NCCL’s own topology detection on the 2.29.7 baseline run:

=== System : maxBw 12.0 totalBw 3.0 ===
Pattern 4, crossNic 0, nChannels 8, bw 3.000000/3.000000, type LOC/P2C

The GPU’s PCIe link shows as Gen1 x1 in sysfs:

$ cat /sys/bus/pci/devices/000f:01:00.0/{current,max}link{speed,width}
2.5 GT/s PCIe
2.5 GT/s PCIe
1
16

$ nvidia-smi --query-gpu=pcie.link.gen.current,pcie.link.width.current,pcie.link.gen.max,pcie.link.width.max --format=csv
1, 1, 1, 16

max_link_gen is reported as 1, not just current. NCCL reads this from sysfs and its topology ceiling of totalBw 3.0 matches the 3.02 GB/s busbw result exactly.

Tried overriding with NCCL_TOPO_FILE and setting link_speed=“32.0 GT/s PCIe” on the GPU entry.
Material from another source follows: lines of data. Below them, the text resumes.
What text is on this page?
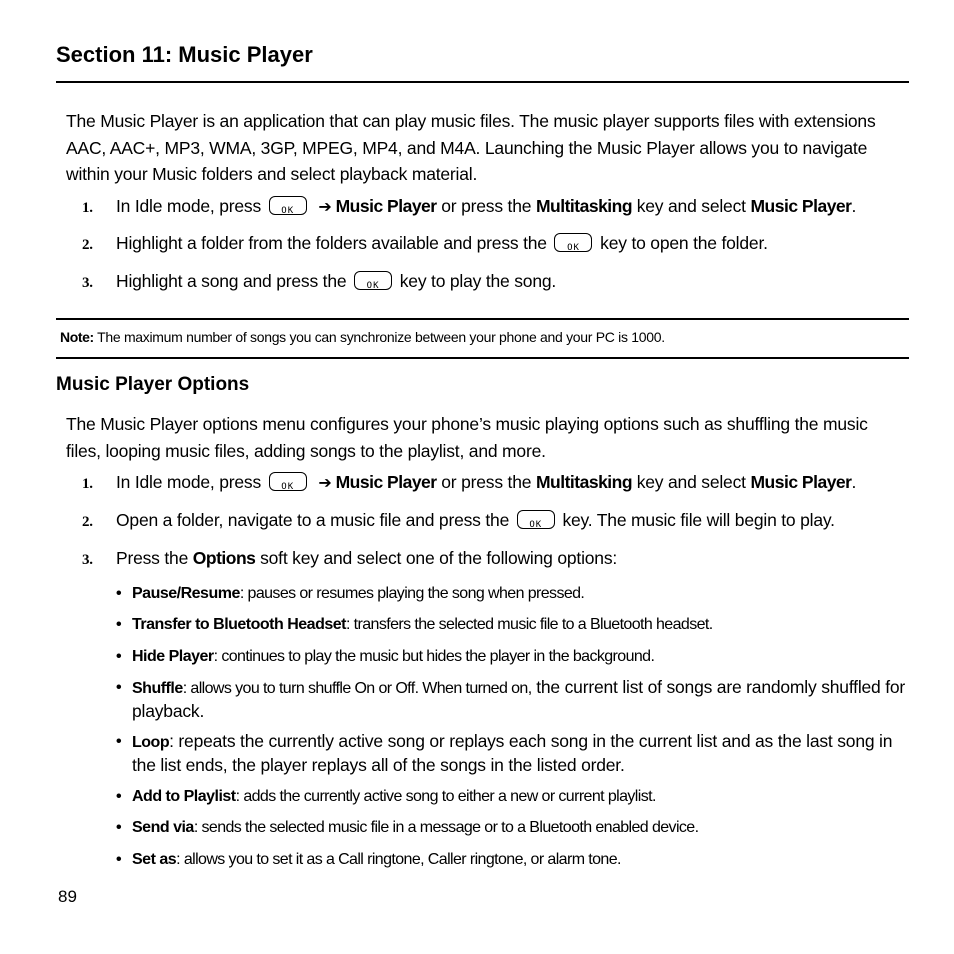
Section 11: Music Player

The Music Player is an application that can play music files. The music player supports files with extensions AAC, AAC+, MP3, WMA, 3GP, MPEG, MP4, and M4A. Launching the Music Player allows you to navigate within your Music folders and select playback material.

1. In Idle mode, press	OK	➔ Music Player or press the Multitasking key and select Music Player.
2. Highlight a folder from the folders available and press the	OK	key to open the folder.
3. Highlight a song and press the	OK	key to play the song.
Note: The maximum number of songs you can synchronize between your phone and your PC is 1000.
Music Player Options

The Music Player options menu configures your phone’s music playing options such as shuffling the music files, looping music files, adding songs to the playlist, and more.

1. In Idle mode, press	OK	➔ Music Player or press the Multitasking key and select Music Player.
2. Open a folder, navigate to a music file and press the	OK	key. The music file will begin to play.
3. Press the Options soft key and select one of the following options:
• Pause/Resume: pauses or resumes playing the song when pressed.
• Transfer to Bluetooth Headset: transfers the selected music file to a Bluetooth headset.
• Hide Player: continues to play the music but hides the player in the background.
• Shuffle: allows you to turn shuffle On or Off. When turned on, the current list of songs are randomly shuffled for playback.
• Loop: repeats the currently active song or replays each song in the current list and as the last song in the list ends, the player replays all of the songs in the listed order.
• Add to Playlist: adds the currently active song to either a new or current playlist.
• Send via: sends the selected music file in a message or to a Bluetooth enabled device.
• Set as: allows you to set it as a Call ringtone, Caller ringtone, or alarm tone.
89
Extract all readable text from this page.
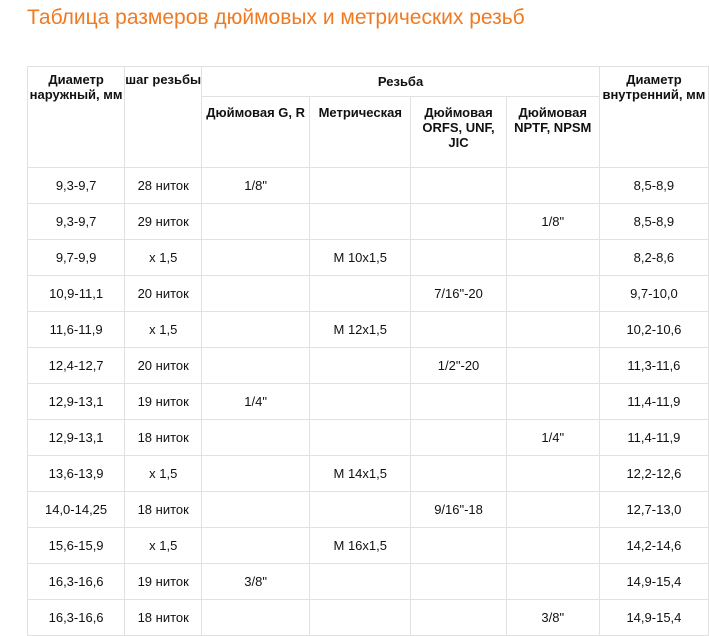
Таблица размеров дюймовых и метрических резьб
Диаметр наружный, мм	шаг резьбы	Резьба				Диаметр внутренний, мм
		Дюймовая G, R	Метрическая	Дюймовая ORFS, UNF, JIC	Дюймовая NPTF, NPSM	
9,3-9,7	28 ниток	1/8"				8,5-8,9
9,3-9,7	29 ниток				1/8"	8,5-8,9
9,7-9,9	х 1,5		М 10х1,5			8,2-8,6
10,9-11,1	20 ниток			7/16"-20		9,7-10,0
11,6-11,9	х 1,5		М 12х1,5			10,2-10,6
12,4-12,7	20 ниток			1/2"-20		11,3-11,6
12,9-13,1	19 ниток	1/4"				11,4-11,9
12,9-13,1	18 ниток				1/4"	11,4-11,9
13,6-13,9	х 1,5		М 14х1,5			12,2-12,6
14,0-14,25	18 ниток			9/16"-18		12,7-13,0
15,6-15,9	х 1,5		М 16х1,5			14,2-14,6
16,3-16,6	19 ниток	3/8"				14,9-15,4
16,3-16,6	18 ниток				3/8"	14,9-15,4
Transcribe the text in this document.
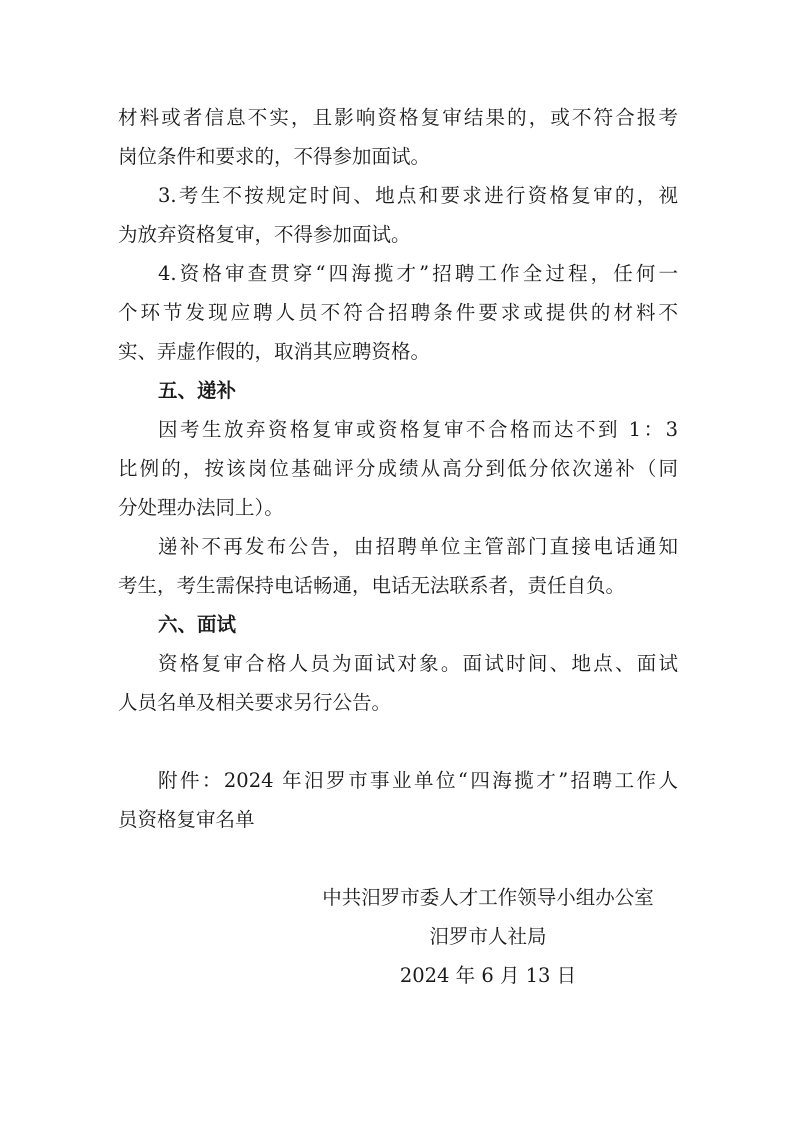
材料或者信息不实，且影响资格复审结果的，或不符合报考
岗位条件和要求的，不得参加面试。
3.考生不按规定时间、地点和要求进行资格复审的，视
为放弃资格复审，不得参加面试。
4.资格审查贯穿“四海揽才”招聘工作全过程，任何一
个环节发现应聘人员不符合招聘条件要求或提供的材料不
实、弄虚作假的，取消其应聘资格。
五、递补
因考生放弃资格复审或资格复审不合格而达不到 1：3
比例的，按该岗位基础评分成绩从高分到低分依次递补（同
分处理办法同上）。
递补不再发布公告，由招聘单位主管部门直接电话通知
考生，考生需保持电话畅通，电话无法联系者，责任自负。
六、面试
资格复审合格人员为面试对象。面试时间、地点、面试
人员名单及相关要求另行公告。
附件：2024 年汨罗市事业单位“四海揽才”招聘工作人
员资格复审名单
中共汨罗市委人才工作领导小组办公室
汨罗市人社局
2024 年 6 月 13 日
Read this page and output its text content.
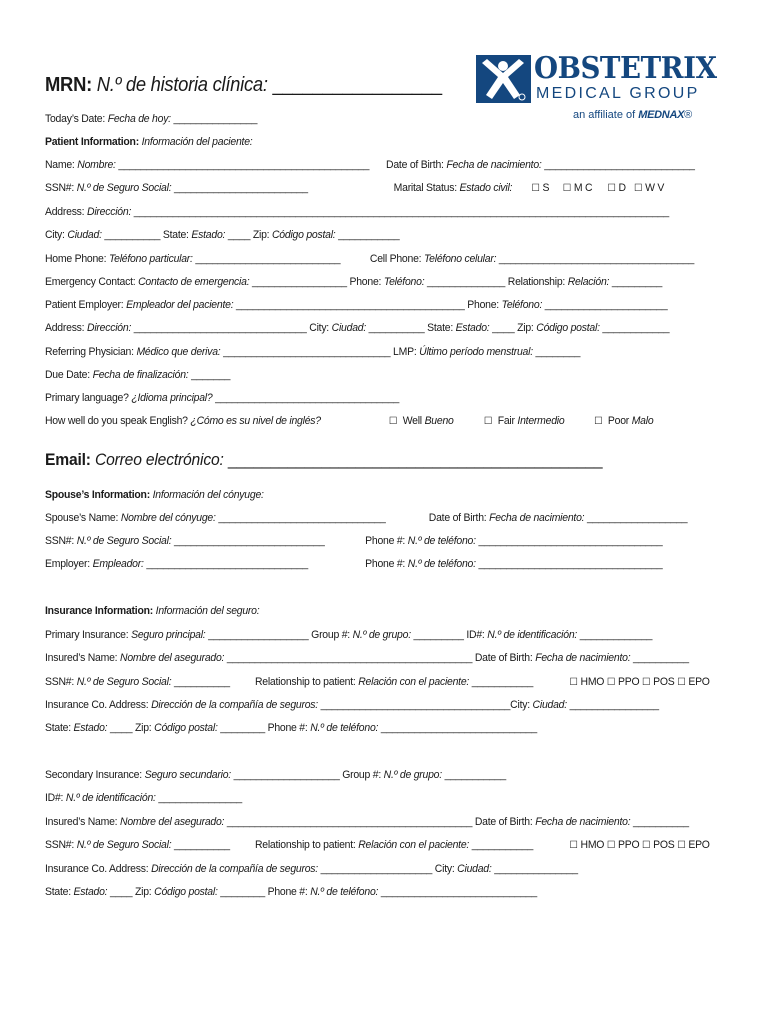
MRN: N.º de historia clínica: _________________	OBSTETRIX
MEDICAL GROUP
an affiliate of MEDNAX®
Today’s Date: Fecha de hoy: _______________
Patient Information: Información del paciente:
Name: Nombre: _____________________________________________ Date of Birth: Fecha de nacimiento: ___________________________
SSN#: N.º de Seguro Social: ________________________	Marital Status: Estado civil: ☐ S ☐ M C ☐ D ☐ W V
Address: Dirección: ________________________________________________________________________________________________
City: Ciudad: __________ State: Estado: ____ Zip: Código postal: ___________
Home Phone: Teléfono particular: __________________________	Cell Phone: Teléfono celular: ___________________________________
Emergency Contact: Contacto de emergencia: _________________ Phone: Teléfono: ______________ Relationship: Relación: _________
Patient Employer: Empleador del paciente: _________________________________________ Phone: Teléfono: ______________________
Address: Dirección: _______________________________ City: Ciudad: __________ State: Estado: ____ Zip: Código postal: ____________
Referring Physician: Médico que deriva: ______________________________ LMP: Último período menstrual: ________
Due Date: Fecha de finalización: _______
Primary language? ¿Idioma principal? _________________________________
How well do you speak English? ¿Cómo es su nivel de inglés?	☐ Well Bueno	☐ Fair Intermedio	☐ Poor Malo
Email: Correo electrónico: ____________________________________________
Spouse’s Information: Información del cónyuge:
Spouse’s Name: Nombre del cónyuge: ______________________________	Date of Birth: Fecha de nacimiento: __________________
SSN#: N.º de Seguro Social: ___________________________	Phone #: N.º de teléfono: _________________________________
Employer: Empleador: _____________________________	Phone #: N.º de teléfono: _________________________________
Insurance Information: Información del seguro:
Primary Insurance: Seguro principal: __________________ Group #: N.º de grupo: _________ ID#: N.º de identificación: _____________
Insured’s Name: Nombre del asegurado: ____________________________________________ Date of Birth: Fecha de nacimiento: __________
SSN#: N.º de Seguro Social: __________ Relationship to patient: Relación con el paciente: ___________	☐ HMO ☐ PPO ☐ POS ☐ EPO
Insurance Co. Address: Dirección de la compañía de seguros: __________________________________City: Ciudad: ________________
State: Estado: ____ Zip: Código postal: ________ Phone #: N.º de teléfono: ____________________________
Secondary Insurance: Seguro secundario: ___________________ Group #: N.º de grupo: ___________
ID#: N.º de identificación: _______________
Insured’s Name: Nombre del asegurado: ____________________________________________ Date of Birth: Fecha de nacimiento: __________
SSN#: N.º de Seguro Social: __________ Relationship to patient: Relación con el paciente: ___________	☐ HMO ☐ PPO ☐ POS ☐ EPO
Insurance Co. Address: Dirección de la compañía de seguros: ____________________ City: Ciudad: _______________
State: Estado: ____ Zip: Código postal: ________ Phone #: N.º de teléfono: ____________________________
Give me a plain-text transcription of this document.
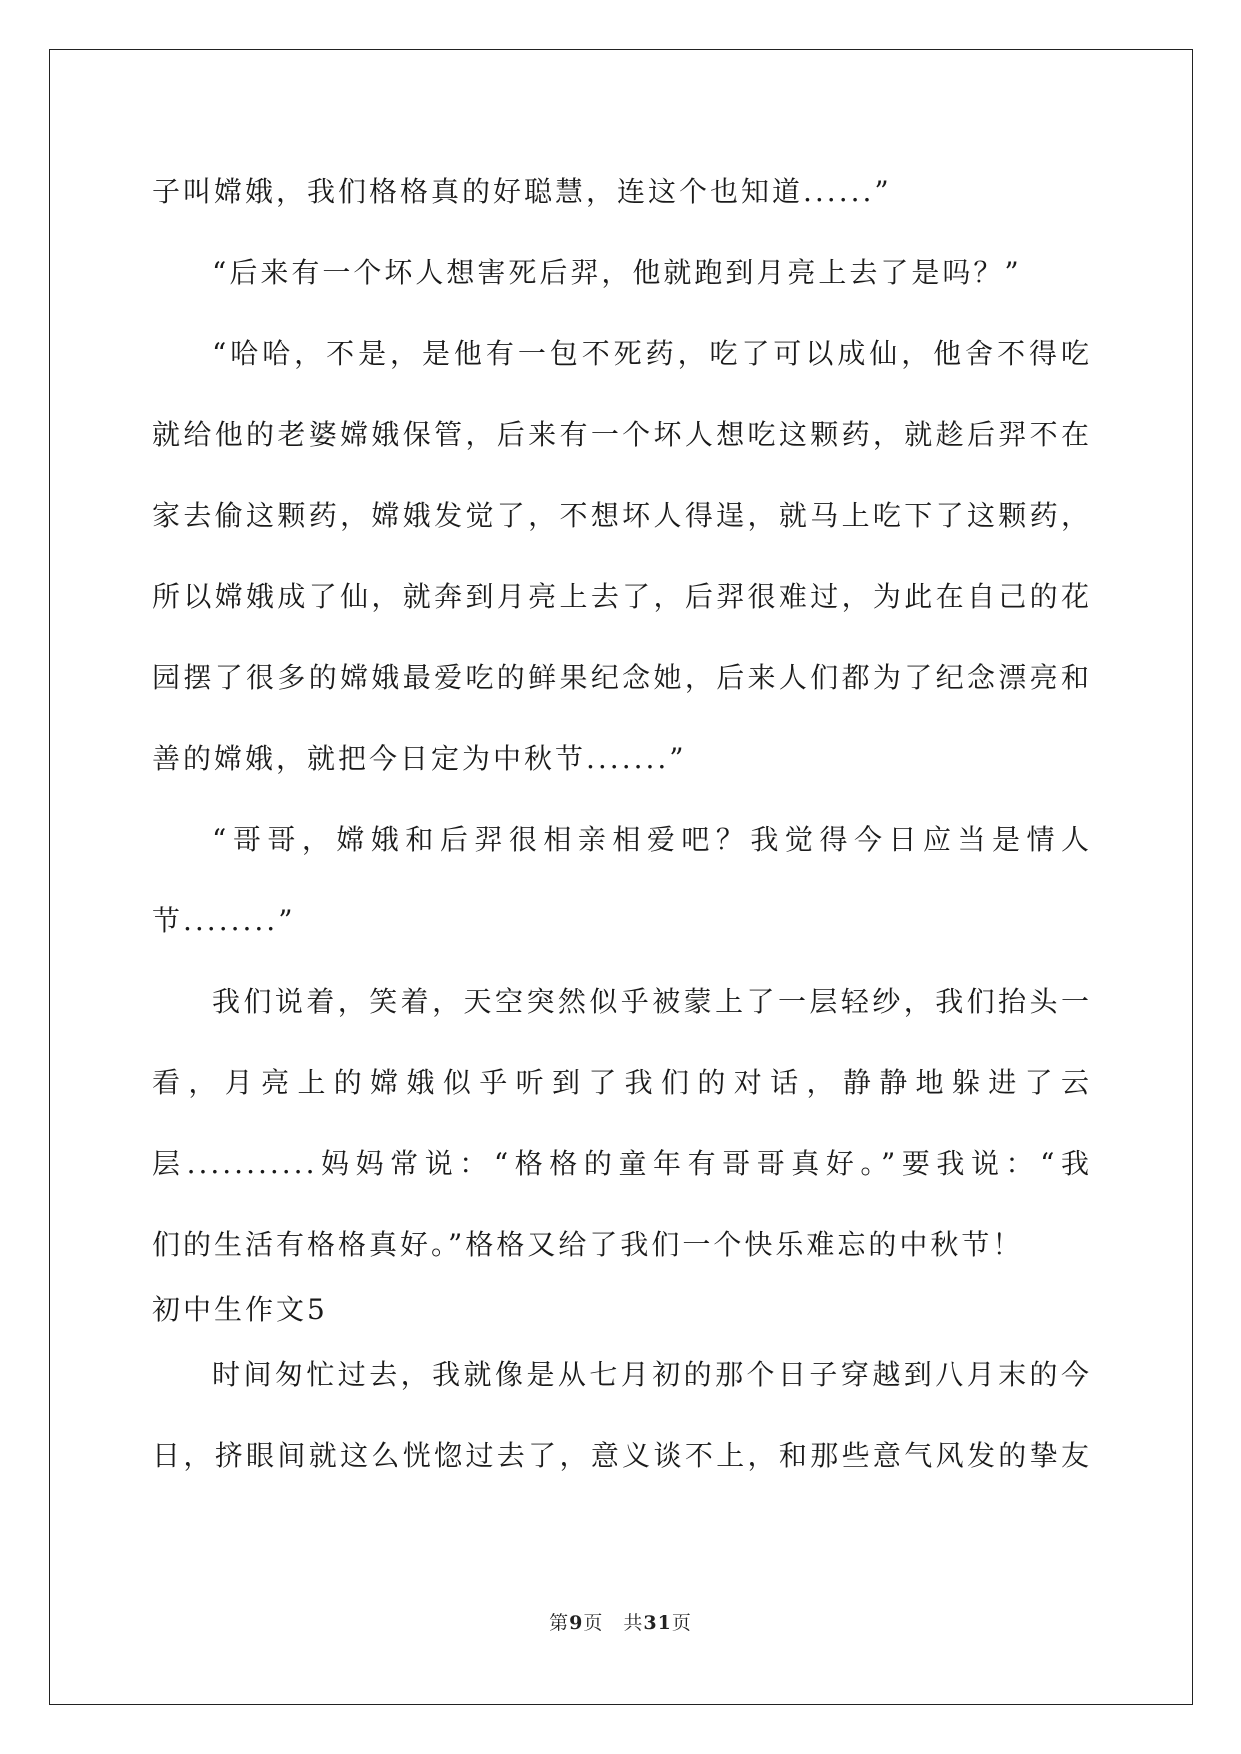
子叫嫦娥，我们格格真的好聪慧，连这个也知道......”
“后来有一个坏人想害死后羿，他就跑到月亮上去了是吗？”
“哈哈，不是，是他有一包不死药，吃了可以成仙，他舍不得吃
就给他的老婆嫦娥保管，后来有一个坏人想吃这颗药，就趁后羿不在
家去偷这颗药，嫦娥发觉了，不想坏人得逞，就马上吃下了这颗药，
所以嫦娥成了仙，就奔到月亮上去了，后羿很难过，为此在自己的花
园摆了很多的嫦娥最爱吃的鲜果纪念她，后来人们都为了纪念漂亮和
善的嫦娥，就把今日定为中秋节.......”
“哥哥，嫦娥和后羿很相亲相爱吧？我觉得今日应当是情人
节........”
我们说着，笑着，天空突然似乎被蒙上了一层轻纱，我们抬头一
看，月亮上的嫦娥似乎听到了我们的对话，静静地躲进了云
层...........妈妈常说：“格格的童年有哥哥真好。”要我说：“我
们的生活有格格真好。”格格又给了我们一个快乐难忘的中秋节！
初中生作文5
时间匆忙过去，我就像是从七月初的那个日子穿越到八月末的今
日，挤眼间就这么恍惚过去了，意义谈不上，和那些意气风发的挚友
第9页 共31页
NCCL’s planning responds as expected:

=== System : maxBw 12.0 totalBw 48.0 ===
Pattern 4, crossNic 0, nChannels 1, bw 12.000000/12.000000, type LOC/P2C
Pattern 3, crossNic 0, nChannels 1, bw 24.000000/12.000000, type LOC/P2C

The override works, but actual throughput is still stuck around 1.5 GB/s per NIC regardless of channel count (NCCL_MIN_NCHANNELS=16 doesn’t help). Something below NCCL is also capped.

Already ruled out:

  • SoC firmware regression (on current 0x0200941a, verified on both units)
  • MTU mismatch (9000 on all 4 logical interfaces)
  • GID index (tests pass with NCCL_IB_GID_INDEX set explicitly)
  • NCCL version (2.28.9 and 2.29.7 identical)
  • Driver version (different on each unit, identical results)

Separately: all four mlx5_core devices report “Write combining is not supported” in dmesg. I think that’s the Grace CPU issue the NEON-based mlx5 WC test patch addresses (submitted to LKML in Sep 2025). Not sure if that fix is in 6.17.0-1014-nvidia or if I need 6.18+.

Questions:

  1. Is the GPU’s PCIe max_link_speed being reported as Gen1 x1 on GB10 expected, or is it a kernel/driver bug? Is there anything userspace can do to correct it?
  2. For users getting 22-24 GB/s on similar hardware, what kernel / NCCL combo are you on?
  3. Is the mlx5 NEON WC patch in any shipping kernel yet, or is 6.18+ required?

Can share full NCCL_DEBUG=INFO NCCL_DEBUG_SUBSYS=GRAPH output and the topology XML override if it helps.